Producent:
Oliver & Oliver Inc.
Pochodzenie:
Dominikana
Regulacje:
niedookreślono
Styl:
hiszpański, kubański
Klasyfikacja:
vatted rum
Cena:
30 €
Surowiec:
melasa, sok z trzciny cukrowej
Destylacja:
niedookreślono
Starzenie:
solera, niedookreślono
Dodatek cukru:
tak, niedookreślono
Domieszki:
tak, niedookreślono
Alc/vol:
40%
Miłośnika od konesera różni poziom kompetencji. Pierwszy jest entuzjastą, drugi ponadto dogłębnie zna się na rzeczy. Oliver & Oliver posługuje się claimem rum for connoisseurs, a to w oczywisty sposób zobowiązuje.

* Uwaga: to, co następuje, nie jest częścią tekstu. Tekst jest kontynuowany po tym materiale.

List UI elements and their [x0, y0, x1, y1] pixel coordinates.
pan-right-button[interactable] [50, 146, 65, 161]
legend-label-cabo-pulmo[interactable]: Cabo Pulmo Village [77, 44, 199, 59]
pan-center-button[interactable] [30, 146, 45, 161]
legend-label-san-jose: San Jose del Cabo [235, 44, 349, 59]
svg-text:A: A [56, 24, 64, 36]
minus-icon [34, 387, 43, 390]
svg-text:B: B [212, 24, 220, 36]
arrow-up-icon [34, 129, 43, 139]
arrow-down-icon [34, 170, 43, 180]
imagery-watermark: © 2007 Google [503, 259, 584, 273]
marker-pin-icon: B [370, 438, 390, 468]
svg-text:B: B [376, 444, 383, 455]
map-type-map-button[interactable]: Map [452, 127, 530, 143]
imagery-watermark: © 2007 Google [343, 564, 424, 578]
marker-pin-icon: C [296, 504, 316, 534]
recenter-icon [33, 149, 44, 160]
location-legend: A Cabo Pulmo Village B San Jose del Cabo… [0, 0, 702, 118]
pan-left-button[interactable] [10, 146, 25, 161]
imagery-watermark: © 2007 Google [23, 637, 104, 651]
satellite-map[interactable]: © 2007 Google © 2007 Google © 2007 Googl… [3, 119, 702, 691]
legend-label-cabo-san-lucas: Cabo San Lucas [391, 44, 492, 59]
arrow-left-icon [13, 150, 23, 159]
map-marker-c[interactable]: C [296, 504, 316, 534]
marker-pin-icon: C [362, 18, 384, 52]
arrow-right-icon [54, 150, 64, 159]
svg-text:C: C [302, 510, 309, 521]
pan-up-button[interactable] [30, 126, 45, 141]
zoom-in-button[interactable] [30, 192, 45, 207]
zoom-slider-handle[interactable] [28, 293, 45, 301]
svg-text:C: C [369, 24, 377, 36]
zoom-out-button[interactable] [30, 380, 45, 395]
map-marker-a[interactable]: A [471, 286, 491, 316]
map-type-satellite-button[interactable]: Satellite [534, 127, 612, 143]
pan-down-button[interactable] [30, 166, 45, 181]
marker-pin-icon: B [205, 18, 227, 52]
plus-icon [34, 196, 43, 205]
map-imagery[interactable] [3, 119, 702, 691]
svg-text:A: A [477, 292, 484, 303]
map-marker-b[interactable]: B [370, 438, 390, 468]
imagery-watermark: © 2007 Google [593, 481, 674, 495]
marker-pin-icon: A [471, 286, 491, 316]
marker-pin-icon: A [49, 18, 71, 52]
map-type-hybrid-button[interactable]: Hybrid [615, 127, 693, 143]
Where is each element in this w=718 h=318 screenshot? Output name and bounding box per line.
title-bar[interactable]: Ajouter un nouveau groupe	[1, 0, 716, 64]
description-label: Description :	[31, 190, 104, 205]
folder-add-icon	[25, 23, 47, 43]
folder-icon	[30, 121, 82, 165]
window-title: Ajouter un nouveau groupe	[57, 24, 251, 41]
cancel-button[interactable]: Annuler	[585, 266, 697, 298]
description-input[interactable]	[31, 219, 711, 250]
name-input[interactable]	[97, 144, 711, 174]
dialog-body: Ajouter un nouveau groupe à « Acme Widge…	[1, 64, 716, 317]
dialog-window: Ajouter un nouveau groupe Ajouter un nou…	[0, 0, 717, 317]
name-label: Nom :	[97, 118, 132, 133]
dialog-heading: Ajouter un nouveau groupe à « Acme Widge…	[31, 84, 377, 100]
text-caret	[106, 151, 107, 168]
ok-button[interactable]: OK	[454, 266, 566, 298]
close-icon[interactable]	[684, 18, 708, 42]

Oficjalna strona zwiastuje majestatycznie: dedicated to the production and marketing of artisanal, high-end rums. Tymczasem na próżno szukać wzmianki traktującej o procesie produkcyjnym. Oliver & Oliver nie posiada własnej destylarni; nie wspomina też o żadnej kontraktowej. Nadmienia, że stosuje system solera, aczkolwiek takie oświadczenie budzi więcej pytań niż odpowiedzi. Nie wiemy zatem skąd surowiec pochodzi, ani kto, gdzie i jakim sposobem go destylował. Zresztą każdziutki konsument zarzuci swe niezdrowe dociekania na wieść, że producent zdobył ponad 200 międzynarodowych nagród! 😌
Portfolio Oliver & Oliver zawiera ponad 20 brandów, z których każdy liczy od czterech do pięciu wariantów. Właściciel marki napomknął w wywiadzie, że importuje alkohol z Panamy, Gwatemali oraz Trynidadu i Tobago; bo ten rodzimy czyli dominikański, jest meh. Oznaczałoby to, że produkcja ogranicza się do leżakowania i blendowania. Butelkowanie przysłowiową wisienką na torcie. 🍒
Etykieta deklaruje rok założenia (estd 1874), ale czy to rzeczywiście świadczy o 150-letniej działalności? Powstałe natenczas przedsiębiorstwo agrarne zajmowało się uprawą tabaki i trzciny cukrowej. Niedługo potem postawiono też cukrownię i destylarnię. Posiadłość została jednak zniszczona w trakcie drugiej wojny niepodległościowej, w wyniku czego zaprzestała produkcji rumu w 1898 roku. Następnie długo długo nic, aż po kolejnych stu latach na Kubie pojawił się wnuk założyciela - Pedro Ramón López-Oliver. Odnalazł receptury i postanowił wrócić do onegdaj rodzinnego biznesu. 🤨
Uznał przy tym zastane na Kubie otoczenie biznesowe za niesprzyjające, wobec czego w zastępstwie wybrał - pokrewną klimatem - Dominikanę. Reaktywacja nastąpiła w 1994 roku, a markę Presidente Marti uruchomiono w 2013. Oliver & Oliver chętnie powołuje się na kubańskie dziedzictwo, a sam właściciel zauroczony jest postacią bojownika ruchu niepodległościowego i poety, narodowego bohatera - José Juliána Martí y Péreza, który w walce za sprawę oddał życie. Presidente (z hiszp. przewodniczący) Pedro Ramón wydał antologię i katalog z pracami artysty; pasją maluje jego podobizny. Miłośnik - na pewno, koneser - nie mi oceniać.
Rażące braki w komunikacji marki postanowiono zrównoważyć zastępem naklejek na butelce. Etykieta zdradza zatem, że bazę destylatu stanowi melasa i sok z trzciny cukrowej. Dopisek 'el gran ron del Caribe' sugeruje karaibskie pochodzenie komponentów, nad którymi pochylili się kubańscy i dominikańscy maestros roneros. Dodano cukier dla ujednolicenia smaku i karmel dla uniformizacji koloru. Destylaty dojrzewały w beczkach dębu amerykańskiego i francuskiego. Sistema solera i liczba piętnaście (ani rozbójników, ani krasnoludków). Powyższy content sprawia, że miłośnik jest niekontent.
W zapachu wiśnie, marcepan, konfitura z dzikiej róży. W smaku wiśniówka i sok z dzikiej róży. W posmaku cherry coke, a w tle dulce de leche.